糖質の摂取後に急激に血糖値が上がってしまうと、インスリンが大量に分泌されます。インスリンの分泌は、肝臓に脂肪を蓄える信号として働いてしまい、脂肪肝を引き起こしやすくなってしまいます。
そのため、糖質の吸収を穏やかにしてインスリンの過剰な分泌が起こらない食物繊維の多い食品で糖質を取ると肝臓の負担が少なくなります。
例えば、白米より玄米、パンなら胚芽パンが良いです。豆やイモ類もおすすめです。
各肝臓病の食事療法
肝炎・脂肪肝・肝硬変と、同じ肝臓病でも食事の注意点が違います。
基本的には前項の4つの基本」を守っていれば良いですが、それぞれの肝臓病で注意が必要な点をまとめました。
急性肝炎の食事
やや脂肪を制限した食事にします。
高たんぱく高ビタミンが基本です。白身の魚・卵・ヨーグルト・豆腐など消化のよいものを中心に、たんぱく質は1回の食事で1種類は食べるようにします。

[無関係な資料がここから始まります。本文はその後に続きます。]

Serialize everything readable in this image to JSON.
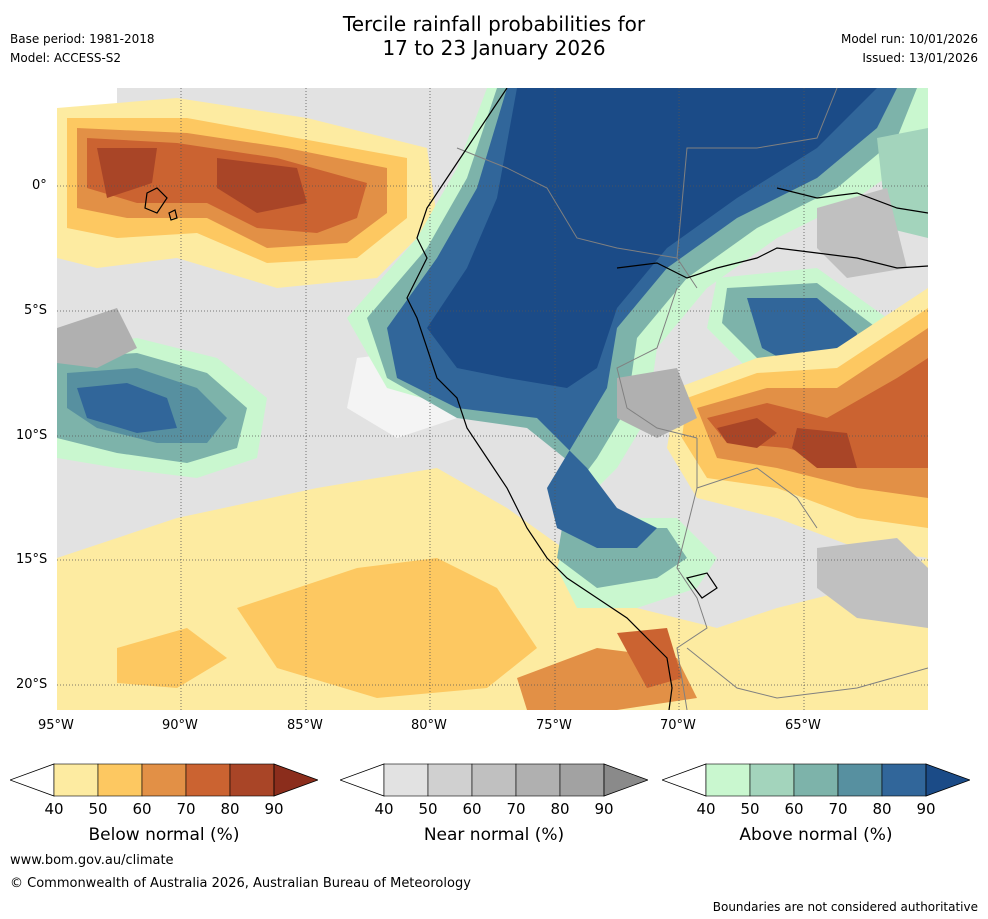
{
  "header": {
    "title_line1": "Tercile rainfall probabilities for",
    "title_line2": "17 to 23 January 2026",
    "base_period": "Base period: 1981-2018",
    "model": "Model: ACCESS-S2",
    "model_run": "Model run: 10/01/2026",
    "issued": "Issued: 13/01/2026"
  },
  "map": {
    "lat_labels": [
      "0°",
      "5°S",
      "10°S",
      "15°S",
      "20°S"
    ],
    "lon_labels": [
      "95°W",
      "90°W",
      "85°W",
      "80°W",
      "75°W",
      "70°W",
      "65°W"
    ]
  },
  "legends": [
    {
      "label": "Below normal (%)",
      "ticks": [
        "40",
        "50",
        "60",
        "70",
        "80",
        "90"
      ],
      "colors": [
        "#ffffff",
        "#fdeba1",
        "#fdc861",
        "#e29046",
        "#cb6331",
        "#a94527",
        "#8b2d1c"
      ]
    },
    {
      "label": "Near normal (%)",
      "ticks": [
        "40",
        "50",
        "60",
        "70",
        "80",
        "90"
      ],
      "colors": [
        "#ffffff",
        "#e2e2e2",
        "#d0d0d0",
        "#c0c0c0",
        "#b0b0b0",
        "#a2a2a2",
        "#8a8a8a"
      ]
    },
    {
      "label": "Above normal (%)",
      "ticks": [
        "40",
        "50",
        "60",
        "70",
        "80",
        "90"
      ],
      "colors": [
        "#ffffff",
        "#c9f7cf",
        "#a3d4bc",
        "#7db3aa",
        "#5790a0",
        "#31669a",
        "#1b4b87"
      ]
    }
  ],
  "footer": {
    "website": "www.bom.gov.au/climate",
    "copyright": "© Commonwealth of Australia 2026, Australian Bureau of Meteorology",
    "disclaimer": "Boundaries are not considered authoritative"
  }
}
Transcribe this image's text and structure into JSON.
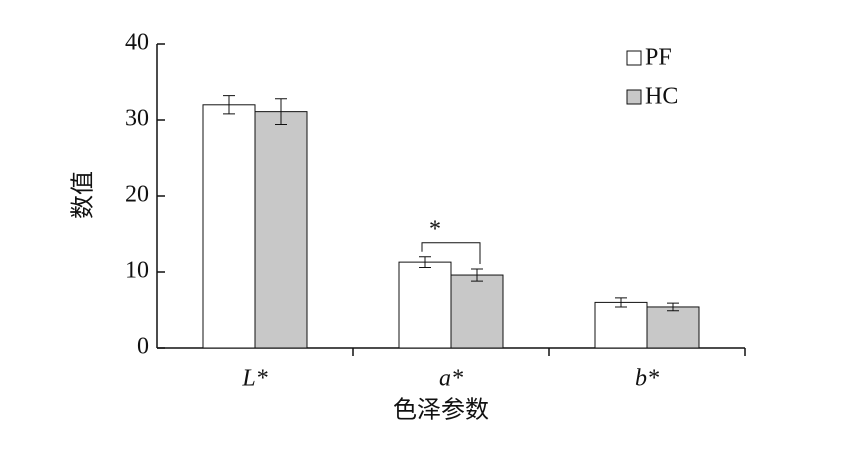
{
  "chart_data": {
    "type": "bar",
    "x_label": "色泽参数",
    "y_label": "数值",
    "categories": [
      "L*",
      "a*",
      "b*"
    ],
    "series": [
      {
        "name": "PF",
        "color": "#ffffff",
        "values": [
          32.0,
          11.3,
          6.0
        ],
        "errors": [
          1.2,
          0.7,
          0.6
        ]
      },
      {
        "name": "HC",
        "color": "#c8c8c8",
        "values": [
          31.1,
          9.6,
          5.4
        ],
        "errors": [
          1.7,
          0.8,
          0.5
        ]
      }
    ],
    "annotation": {
      "text": "*",
      "category": "a*"
    },
    "ylim": [
      0,
      40
    ],
    "yticks": [
      0,
      10,
      20,
      30,
      40
    ],
    "legend": "top-right",
    "grid": false
  }
}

アルコールが原因の肝炎の人は、ビタミンB1・B2・B12・葉酸などのビタミンB群が不足しがちなので取りましょう。
また、アルコール以外の原因(ウイルスなど)の人は、ビタミンA・C・Eが不足しがちなので取りましょう。
ウイルスが原因の肝炎の中でも、C型肝炎の場合は、鉄が吸収されやすくなり肝臓に多くの鉄が沈着して線維化(硬くなること)が進むことが分かってきました。なので、1日の鉄分摂取量を健康な人の半分程度にします。体に吸収されやすいヘム鉄を含む食品を減らして、吸収されにくい非ヘム鉄の食品に変えたり、鉄分を吸収しにくくする緑茶を飲むと良いです。
慢性肝炎と肝硬変(代償期)の食事
慢性肝炎と肝硬変の初期の代償期は、境が明確ではないので食事の注意点も同じです。
食欲もあって症状が安定していれば、基本的には、先ほど説明した「肝臓に良い食事の4つの基本」を守っていれば、健康な人とあまり変わりない食事で大丈夫です。
ただ、肝硬変の人と、肝炎のなかでもC型肝炎の人は、鉄分を制限します。
余分な鉄分は肝臓に貯蔵されますが、肝硬変の人は鉄分の取りすぎが肝臓の線維化(硬くなる)を進めてしまいます。
C型肝炎の人は、鉄が吸収されやすくなるので肝臓に多くの鉄が沈着して線維化(硬くなること)が進むことが分かってきました。C型肝炎は、1日の鉄分摂取量を健康な人の半分程度にします。
鉄分を減らすには、体に吸収されやすいヘム鉄を含む食品を減らして、吸収されにくい非ヘム鉄の食品に変えたり、鉄分を吸収しにくくする緑茶を飲むと良いです。
アルコールが原因の人は、ビタミンB1・B2・B12・葉酸などのビタミンB群が不足しがちなので取りましょう。また、アルコール以外の原因(ウイルスなど)の人は、ビタミンA・C・Eが不足しがちなので取りましょう。
肝硬変(非代償期)の食事
むくみや腹水を予防する為に、たんぱく質・脂肪・塩分を制限します。水分制限もある程度は必要です。
また、便秘で分解しきれなかったアンモニアが脳にまわると肝性脳症を起こすこともあるので、便秘にならないよう食物繊維をしっかり取りましょう。
また、黄疸がある場合は脂質を制限します。
肝硬変や黄疸が長く続くとビタミンDが不足し、黄疸によってビタミンKも足りなくなるので取りましょう。
脂肪肝の食事
基本的には、先ほど説明した「肝臓に良い食事の4つの基本」に沿った食事で良いです。
ただ、アルコールが原因の脂肪肝は、酒量を制限します。
肥満が原因の脂肪肝は、エネルギー摂取量を制限して標準体重に近づけます。
糖尿病が原因の脂肪肝は、血糖値が上がらないようにコントロールします。
非アルコール性脂肪性肝炎(NASH)の人は、鉄の過剰摂取は酸化ストレスの増強につながるので、鉄分を1日6mgまでに抑えることが推奨されています。また、NASHに関与している活性酸素を抑制するために抗酸化作用の強い食品を積極的にとります。